Pierre Moreau, calligraphe, graveur, imprimeur.

Amis Bibliophiles Bonsoir,

Ah qu'il est doux de pouvoir se reposer sur un ami un soir de grande fatigue. Rémi vous propose ce soir un article sur Pierre Moreau,

Pierre Moreau paraît dans l’histoire typographique comme un météore : brillant, éclatant même, mais éphémère. Issu de la calligraphie, il ne viendra à la typographie qu’à la fin de sa carrière. Mais reprenons son parcours depuis le début :

Moreau est issu d’un milieu aisé. En 1626, il publie un traité de calligraphie gravé en taille-douce : Les vrais caracthères de l’écriture financière. Ce premier traité ne nous est connu que par des références, et aucun exemplaire semble avoir survécu.
À la suite de ce premier essai, Moreau publie deux autres traités calligraphiques :
– Les œuvres de Pierre Moreau, Parisien, 1627 ou 1628, un seul exemplaire (incomplet) connu.
– Original des pieces escrites et burinees par P. Moreau, 1633, deux exemplaires recensés.
Les manuels de calligraphie de Pierre Moreau ne comprennent que quelques planches, assez élégantes, d’écritures italiennes (bâtardes et rondes) ou de financière.
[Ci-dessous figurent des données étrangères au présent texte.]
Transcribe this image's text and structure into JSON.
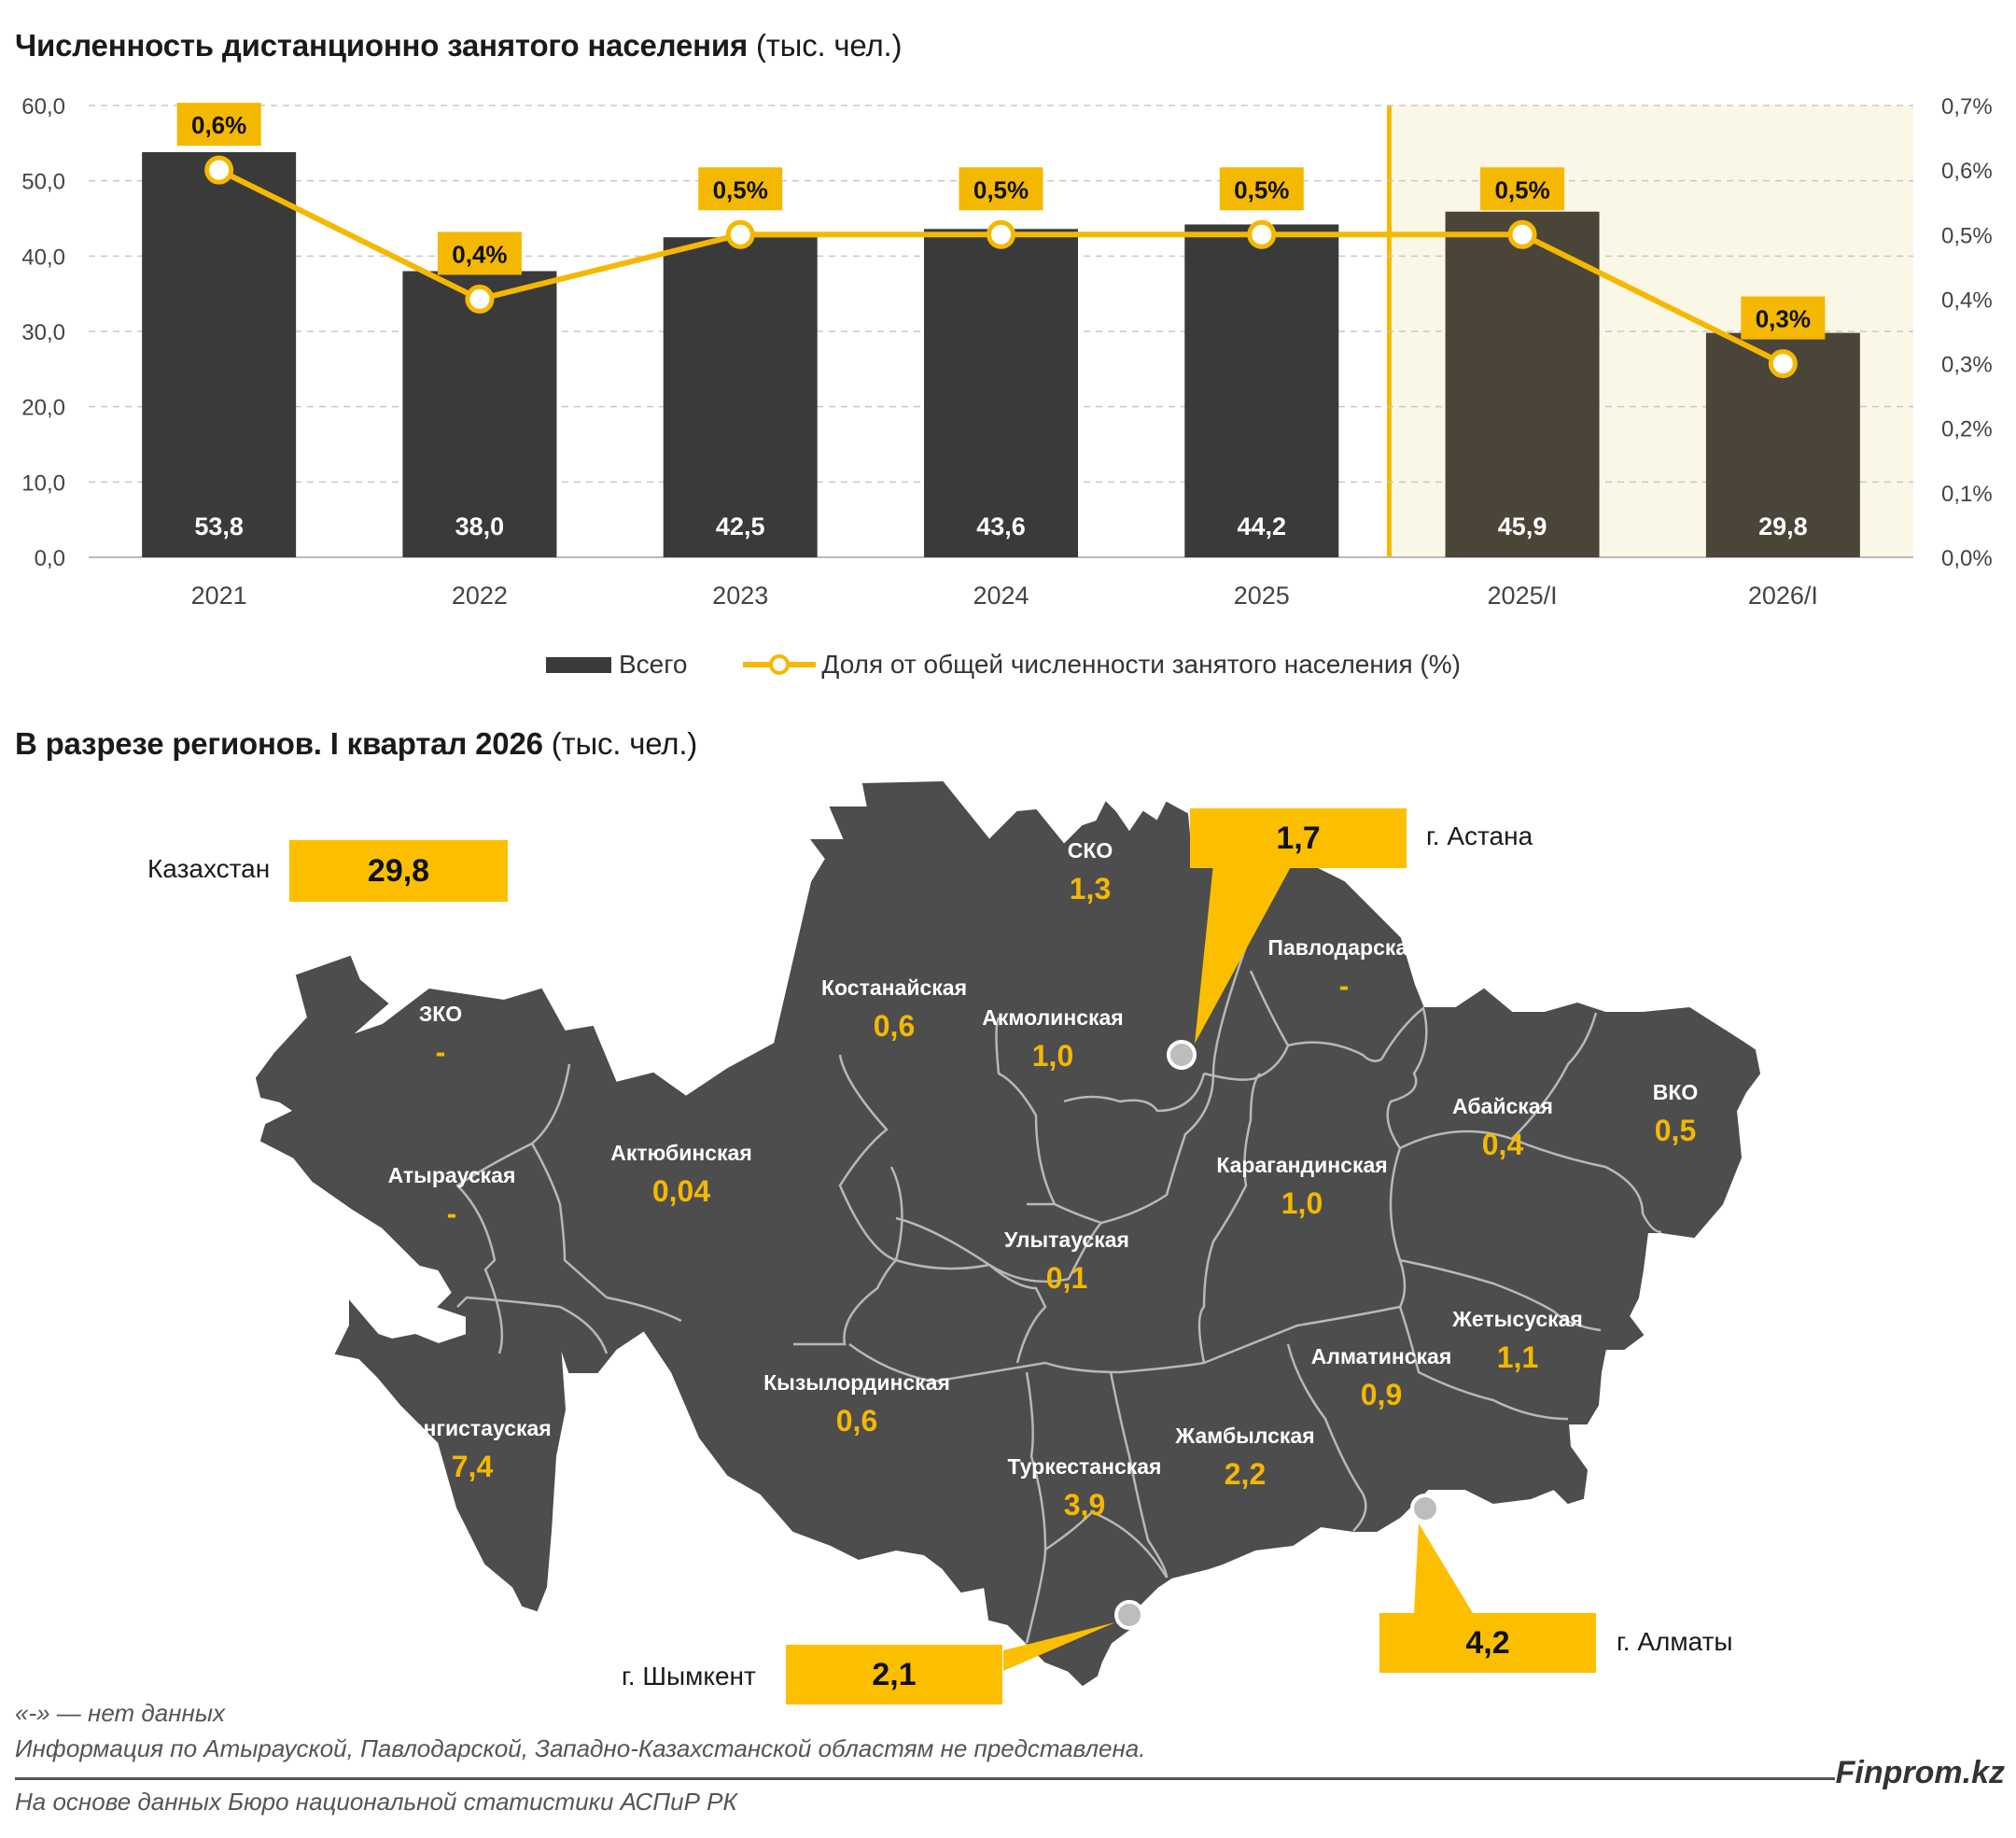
{
  "chart": {
    "title": "Численность дистанционно занятого населения",
    "title_unit": "(тыс. чел.)"
  },
  "chart_data": {
    "type": "bar",
    "categories": [
      "2021",
      "2022",
      "2023",
      "2024",
      "2025",
      "2025/I",
      "2026/I"
    ],
    "series": [
      {
        "name": "Всего",
        "type": "bar",
        "axis": "left",
        "values": [
          53.8,
          38.0,
          42.5,
          43.6,
          44.2,
          45.9,
          29.8
        ],
        "labels": [
          "53,8",
          "38,0",
          "42,5",
          "43,6",
          "44,2",
          "45,9",
          "29,8"
        ]
      },
      {
        "name": "Доля от общей численности занятого населения (%)",
        "type": "line",
        "axis": "right",
        "values": [
          0.6,
          0.4,
          0.5,
          0.5,
          0.5,
          0.5,
          0.3
        ],
        "labels": [
          "0,6%",
          "0,4%",
          "0,5%",
          "0,5%",
          "0,5%",
          "0,5%",
          "0,3%"
        ]
      }
    ],
    "ylim_left": [
      0,
      60
    ],
    "yticks_left": [
      "0,0",
      "10,0",
      "20,0",
      "30,0",
      "40,0",
      "50,0",
      "60,0"
    ],
    "ylim_right": [
      0,
      0.7
    ],
    "yticks_right": [
      "0,0%",
      "0,1%",
      "0,2%",
      "0,3%",
      "0,4%",
      "0,5%",
      "0,6%",
      "0,7%"
    ],
    "highlighted_categories": [
      "2025/I",
      "2026/I"
    ],
    "grid": "horizontal dashed",
    "legend": "bottom-center",
    "colors": {
      "bar": "#3a3a3a",
      "bar_highlighted": "#4a4538",
      "line": "#f5b800",
      "highlight_bg": "#fbf7e6"
    }
  },
  "map": {
    "title": "В разрезе регионов. I квартал 2026",
    "title_unit": "(тыс. чел.)",
    "total_label": "Казахстан",
    "total_value": "29,8",
    "regions": [
      {
        "name": "СКО",
        "value": "1,3"
      },
      {
        "name": "Павлодарская",
        "value": "-"
      },
      {
        "name": "Костанайская",
        "value": "0,6"
      },
      {
        "name": "Акмолинская",
        "value": "1,0"
      },
      {
        "name": "ЗКО",
        "value": "-"
      },
      {
        "name": "Актюбинская",
        "value": "0,04"
      },
      {
        "name": "Атырауская",
        "value": "-"
      },
      {
        "name": "Абайская",
        "value": "0,4"
      },
      {
        "name": "ВКО",
        "value": "0,5"
      },
      {
        "name": "Карагандинская",
        "value": "1,0"
      },
      {
        "name": "Улытауская",
        "value": "0,1"
      },
      {
        "name": "Жетысуская",
        "value": "1,1"
      },
      {
        "name": "Алматинская",
        "value": "0,9"
      },
      {
        "name": "Кызылординская",
        "value": "0,6"
      },
      {
        "name": "Мангистауская",
        "value": "7,4"
      },
      {
        "name": "Жамбылская",
        "value": "2,2"
      },
      {
        "name": "Туркестанская",
        "value": "3,9"
      }
    ],
    "cities": [
      {
        "name": "г. Астана",
        "value": "1,7"
      },
      {
        "name": "г. Алматы",
        "value": "4,2"
      },
      {
        "name": "г. Шымкент",
        "value": "2,1"
      }
    ],
    "colors": {
      "land": "#4d4d4d",
      "border": "#b8b8b8",
      "value": "#f5b800",
      "callout": "#fbbf00"
    }
  },
  "footer": {
    "note1": "«-» — нет данных",
    "note2": "Информация по Атырауской, Павлодарской, Западно-Казахстанской областям не представлена.",
    "source": "На основе данных Бюро национальной статистики АСПиР РК",
    "brand": "Finprom.kz"
  }
}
Outre ces trois traités, Moreau publie aussi des livres de dévotion, entièrement gravés : Les Saintes prières de l’âme chrestienne (1631, 8°, 106 ff.), les Devotes prières (1634) et les Heures chrestiennes (réemploi du texte gravé des Saintes Prières).
Après ces débuts dans l’écriture manuscrite, Moreau se lance dans un projet encore plus ambitieux. Conscient que les pratiques manuscrites ont changé depuis le XVe siècle et que l’italique et le romain ne sont plus en phase avec l’écriture de l’époque, Moreau décide d’imiter les écritures cursives françaises de son temps. Il grave donc les poinçons de cinq fontes typographiques : deux rondes (moyen et petit modules) et trois bâtardes (gros, moyen et petit modules).
Ses caractères sont parmi les plus étonnants, les plus innovants et les plus beaux de l’époque. Les écritures sont superbes, bien équilibrées. Aux cinq corps de caractères sont associés un certain nombre d’ornements supplémentaires : arabesques flottantes, fleurons de traits « entortillés », grandes lettrines gravées sur cuivre.
Conscient de la valeur de sa création, Moreau se protège de la contrefaçon en obtenant un privilège du roi pour les « caractères de son invention ». Ce privilège sera respecté, et Moreau sera seul à utiliser ses nouvelles « lettres », ce qui limitera considérablement leur diffusion. Entre 1644 et 1648, date de la mort de l’imprimeur, Moreau n’aura le temps de produire que 33 impressions (dont plusieurs petites brochures). À sa mort, ses caractères tomberont dans l’oubli, et ne seront ressuscités qu’éphémèrement par Fournier dans son Manuel typographique (1764), comme représentants de la « Ronde ». Quelques uns des poinçons originaux sont conservés, aux côtés des « Grecs du Roi », dans le cabinet des poinçons de l’Imprimerie nationale.
Les photographies qui accompagnent cet article sont tirées de l’Énéide de Virgile (1648, in-4°), dernier livre imprimé par Pierre Moreau et avec ses caractères. L’édition bilingue est dédiée à Mazarin, avec une carte dépliante et un frontispice. Ce livre est un véritable bijou bibliophilique : trois artistes importants du XVIIe siècle s’y croisent. D’abord, Pierre Moreau, notre calligraphe/imprimeur de talent. Ensuite, Pierre Perrin, poète un peu oublié, mais assez talentueux, théoricien de l’opéra avant Lully et Quinault, qui donne ici la traduction du texte. Enfin, Abraham Bosse qui inaugure chaque chapitre avec une gravure en demi page. Pierre Moreau n’aura malheureusement pas le temps d’achever cette publication, et seul le premier tome, contenant les six premiers chants, paraîtra avant sa mort. Le deuxième tome ne sera publié que dix ans plus tard, en 1658, chez Loyson, avec la suite des gravures d’Abraham Bosse, mais dans une typographie en romain, Loyson n’étant pas parvenu à obtenir les caractères de Pierre Moreau.
Mon exemplaire, photographié ici, ne comporte que le tome 1 seul, auquel il manque le majestueux frontispice (il reste, maigre consolation, la page de titre et la carte dépliante). Je m’en contente, et j’espère que les photographies vous aideront à me comprendre !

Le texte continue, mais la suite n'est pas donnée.